Despite current limitations, the tools to convert data to information are improving. The transformation of data into information has been enabled by robust relational database architecture. In the past, mining these databases required diligent people, but is increasingly being probed by machine learning algorithms that can identify patterns and relationships that humans may miss. Although powerful and fast, these tools can only disclose existing relationships as they lack the capacity to generate hypotheses—at least for now.
Today, the bottleneck has moved from collecting data to creating tools for transforming information into knowledge. I have the opportunity to review projects and manuscripts driven by molecular biologists, genomicists, and informaticists. They share a common disconnect—a lack of connection to pathophysiology. The consequences are missed opportunities and wasted resources—neither of which is good. The current paradigm used by these and other scientists is much like using an excavator for an archeological dig and only collecting those objects larger than 10 cm3. The objects may be well cataloged, studied, and valuable, but given their size limitations, they may not accurately or adequately convey the nuance needed to best understand a society or people.
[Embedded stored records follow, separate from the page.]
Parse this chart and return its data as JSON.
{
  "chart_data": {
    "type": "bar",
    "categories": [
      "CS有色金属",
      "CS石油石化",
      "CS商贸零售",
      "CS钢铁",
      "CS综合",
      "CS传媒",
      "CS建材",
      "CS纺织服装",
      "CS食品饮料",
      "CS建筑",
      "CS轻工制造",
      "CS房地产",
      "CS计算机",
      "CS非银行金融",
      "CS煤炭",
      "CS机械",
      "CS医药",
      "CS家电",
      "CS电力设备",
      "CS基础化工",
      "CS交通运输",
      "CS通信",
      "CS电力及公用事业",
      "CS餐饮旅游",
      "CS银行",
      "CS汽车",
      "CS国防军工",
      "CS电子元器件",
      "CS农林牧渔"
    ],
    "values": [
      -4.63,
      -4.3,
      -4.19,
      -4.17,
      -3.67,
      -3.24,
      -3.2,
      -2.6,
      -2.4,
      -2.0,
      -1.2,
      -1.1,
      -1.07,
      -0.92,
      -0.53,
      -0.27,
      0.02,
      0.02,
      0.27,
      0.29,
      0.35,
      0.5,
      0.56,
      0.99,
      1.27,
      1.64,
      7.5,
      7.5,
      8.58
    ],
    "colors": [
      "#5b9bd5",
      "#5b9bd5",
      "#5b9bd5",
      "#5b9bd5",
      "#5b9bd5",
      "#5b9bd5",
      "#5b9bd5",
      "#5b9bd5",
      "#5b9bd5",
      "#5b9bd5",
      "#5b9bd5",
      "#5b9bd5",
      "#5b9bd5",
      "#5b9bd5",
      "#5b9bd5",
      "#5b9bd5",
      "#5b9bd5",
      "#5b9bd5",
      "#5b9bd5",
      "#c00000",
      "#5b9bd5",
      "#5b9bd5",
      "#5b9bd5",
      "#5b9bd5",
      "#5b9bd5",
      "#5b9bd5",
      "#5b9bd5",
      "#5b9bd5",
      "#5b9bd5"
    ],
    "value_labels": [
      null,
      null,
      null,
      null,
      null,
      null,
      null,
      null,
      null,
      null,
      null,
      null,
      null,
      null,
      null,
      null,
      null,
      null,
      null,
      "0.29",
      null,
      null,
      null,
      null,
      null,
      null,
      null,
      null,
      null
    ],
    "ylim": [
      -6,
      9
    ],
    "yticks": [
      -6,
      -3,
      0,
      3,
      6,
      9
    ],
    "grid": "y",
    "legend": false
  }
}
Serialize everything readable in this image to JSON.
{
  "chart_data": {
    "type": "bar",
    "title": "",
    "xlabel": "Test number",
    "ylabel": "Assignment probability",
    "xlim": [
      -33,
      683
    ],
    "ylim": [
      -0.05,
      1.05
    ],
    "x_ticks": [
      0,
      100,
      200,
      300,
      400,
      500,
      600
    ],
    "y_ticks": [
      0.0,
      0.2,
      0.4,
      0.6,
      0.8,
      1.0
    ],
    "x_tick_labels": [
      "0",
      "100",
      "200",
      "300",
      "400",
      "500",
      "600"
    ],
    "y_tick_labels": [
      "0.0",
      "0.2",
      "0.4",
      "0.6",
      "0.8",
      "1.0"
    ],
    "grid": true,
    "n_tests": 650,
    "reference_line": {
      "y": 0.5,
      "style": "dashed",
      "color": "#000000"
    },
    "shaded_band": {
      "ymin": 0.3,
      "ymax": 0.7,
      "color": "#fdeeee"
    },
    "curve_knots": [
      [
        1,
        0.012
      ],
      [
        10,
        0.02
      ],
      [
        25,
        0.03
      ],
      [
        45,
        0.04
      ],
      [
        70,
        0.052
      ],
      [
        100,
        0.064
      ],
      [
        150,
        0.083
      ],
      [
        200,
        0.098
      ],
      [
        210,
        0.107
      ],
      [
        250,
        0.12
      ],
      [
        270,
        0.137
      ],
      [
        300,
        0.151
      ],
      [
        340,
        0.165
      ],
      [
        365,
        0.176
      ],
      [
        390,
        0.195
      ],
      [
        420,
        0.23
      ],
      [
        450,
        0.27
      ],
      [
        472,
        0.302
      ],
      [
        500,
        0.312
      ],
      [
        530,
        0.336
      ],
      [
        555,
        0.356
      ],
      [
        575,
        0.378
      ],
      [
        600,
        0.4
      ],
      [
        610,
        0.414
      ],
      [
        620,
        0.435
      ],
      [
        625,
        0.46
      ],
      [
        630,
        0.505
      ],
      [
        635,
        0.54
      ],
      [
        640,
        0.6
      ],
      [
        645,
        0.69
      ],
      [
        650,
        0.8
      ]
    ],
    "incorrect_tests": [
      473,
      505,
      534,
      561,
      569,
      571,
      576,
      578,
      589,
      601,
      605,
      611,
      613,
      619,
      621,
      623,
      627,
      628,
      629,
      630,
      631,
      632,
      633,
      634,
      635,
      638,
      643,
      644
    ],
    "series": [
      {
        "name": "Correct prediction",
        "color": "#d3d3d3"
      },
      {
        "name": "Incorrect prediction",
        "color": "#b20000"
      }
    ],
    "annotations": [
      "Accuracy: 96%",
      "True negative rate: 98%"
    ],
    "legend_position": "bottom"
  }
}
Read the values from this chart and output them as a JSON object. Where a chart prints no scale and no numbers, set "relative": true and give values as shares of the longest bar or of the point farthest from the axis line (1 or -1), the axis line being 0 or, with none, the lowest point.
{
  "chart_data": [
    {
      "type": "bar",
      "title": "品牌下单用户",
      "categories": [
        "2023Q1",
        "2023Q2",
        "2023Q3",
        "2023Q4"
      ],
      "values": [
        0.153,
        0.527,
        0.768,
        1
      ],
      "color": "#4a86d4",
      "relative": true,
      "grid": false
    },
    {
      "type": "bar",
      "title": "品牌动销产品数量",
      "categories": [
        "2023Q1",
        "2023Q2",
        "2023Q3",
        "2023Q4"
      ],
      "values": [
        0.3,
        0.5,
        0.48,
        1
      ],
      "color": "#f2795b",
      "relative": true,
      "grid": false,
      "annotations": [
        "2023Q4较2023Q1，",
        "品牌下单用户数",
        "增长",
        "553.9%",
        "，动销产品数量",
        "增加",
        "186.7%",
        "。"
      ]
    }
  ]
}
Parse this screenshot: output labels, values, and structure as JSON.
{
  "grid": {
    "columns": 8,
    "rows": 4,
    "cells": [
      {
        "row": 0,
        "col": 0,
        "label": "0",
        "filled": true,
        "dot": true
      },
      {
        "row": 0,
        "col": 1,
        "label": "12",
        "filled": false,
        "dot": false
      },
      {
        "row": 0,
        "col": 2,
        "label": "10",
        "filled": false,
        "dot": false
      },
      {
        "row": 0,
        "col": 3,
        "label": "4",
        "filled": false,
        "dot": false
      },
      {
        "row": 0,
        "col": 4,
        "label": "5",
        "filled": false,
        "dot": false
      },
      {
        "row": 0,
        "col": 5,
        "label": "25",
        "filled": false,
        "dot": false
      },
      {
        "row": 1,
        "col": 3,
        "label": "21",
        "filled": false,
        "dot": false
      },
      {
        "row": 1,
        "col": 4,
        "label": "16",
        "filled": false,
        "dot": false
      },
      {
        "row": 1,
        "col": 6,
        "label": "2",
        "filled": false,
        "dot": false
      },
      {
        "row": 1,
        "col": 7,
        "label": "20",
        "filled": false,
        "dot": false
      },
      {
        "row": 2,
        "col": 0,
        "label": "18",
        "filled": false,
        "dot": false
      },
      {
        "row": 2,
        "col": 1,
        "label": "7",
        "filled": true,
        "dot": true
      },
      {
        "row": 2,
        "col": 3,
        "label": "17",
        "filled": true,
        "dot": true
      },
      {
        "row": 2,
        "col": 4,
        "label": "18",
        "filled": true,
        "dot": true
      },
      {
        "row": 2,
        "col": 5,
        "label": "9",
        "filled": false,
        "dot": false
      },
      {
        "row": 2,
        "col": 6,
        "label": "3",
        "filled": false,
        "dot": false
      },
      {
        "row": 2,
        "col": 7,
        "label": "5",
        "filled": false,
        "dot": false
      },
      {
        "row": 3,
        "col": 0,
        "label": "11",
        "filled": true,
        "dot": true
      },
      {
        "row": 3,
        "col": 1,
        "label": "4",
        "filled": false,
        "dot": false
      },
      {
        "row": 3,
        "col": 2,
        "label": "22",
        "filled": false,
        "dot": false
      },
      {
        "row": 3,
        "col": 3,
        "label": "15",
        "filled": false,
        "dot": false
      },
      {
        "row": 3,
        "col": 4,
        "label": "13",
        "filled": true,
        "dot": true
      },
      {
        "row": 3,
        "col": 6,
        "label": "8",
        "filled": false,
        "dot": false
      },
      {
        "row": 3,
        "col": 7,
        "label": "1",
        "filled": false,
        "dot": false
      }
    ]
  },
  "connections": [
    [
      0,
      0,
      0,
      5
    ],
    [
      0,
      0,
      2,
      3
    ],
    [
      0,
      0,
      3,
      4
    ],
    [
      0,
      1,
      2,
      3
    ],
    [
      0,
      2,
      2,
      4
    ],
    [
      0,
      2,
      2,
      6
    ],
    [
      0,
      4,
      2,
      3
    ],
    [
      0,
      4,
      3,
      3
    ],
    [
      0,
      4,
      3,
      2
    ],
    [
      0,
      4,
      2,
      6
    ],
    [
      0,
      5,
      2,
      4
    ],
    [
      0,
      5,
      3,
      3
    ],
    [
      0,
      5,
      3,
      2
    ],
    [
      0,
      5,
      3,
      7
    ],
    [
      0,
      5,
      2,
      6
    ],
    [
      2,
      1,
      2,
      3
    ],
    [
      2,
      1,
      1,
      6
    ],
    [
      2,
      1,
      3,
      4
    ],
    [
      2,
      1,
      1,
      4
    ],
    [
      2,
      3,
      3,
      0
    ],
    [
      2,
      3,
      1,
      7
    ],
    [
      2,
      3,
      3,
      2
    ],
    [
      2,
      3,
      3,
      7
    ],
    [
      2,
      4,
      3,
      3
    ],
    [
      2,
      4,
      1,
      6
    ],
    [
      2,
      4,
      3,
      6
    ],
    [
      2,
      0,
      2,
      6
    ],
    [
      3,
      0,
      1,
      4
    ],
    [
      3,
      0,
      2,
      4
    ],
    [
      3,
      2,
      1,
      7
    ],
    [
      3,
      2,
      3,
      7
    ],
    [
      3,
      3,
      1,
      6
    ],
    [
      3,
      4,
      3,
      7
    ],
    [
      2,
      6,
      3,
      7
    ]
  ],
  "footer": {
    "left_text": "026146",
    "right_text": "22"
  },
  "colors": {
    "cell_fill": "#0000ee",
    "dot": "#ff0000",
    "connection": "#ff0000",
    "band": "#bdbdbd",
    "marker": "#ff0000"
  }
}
This is not to argue that a constrained approach, insistent on analysis of every data point, is appropriate. Science would become stagnant due to the loss of opportunity that raw data and information afford. It is critical that scientists be aware of this dichotomy and strive to develop approaches that fully use the potential of all the data they collect. Data, information, and knowledge all have value, and this value changes over time. It is essential for the scientific community to develop approaches that fulfill the potential of the data it collects, such that we can realize the full potential of living in a “Knowledge Age.”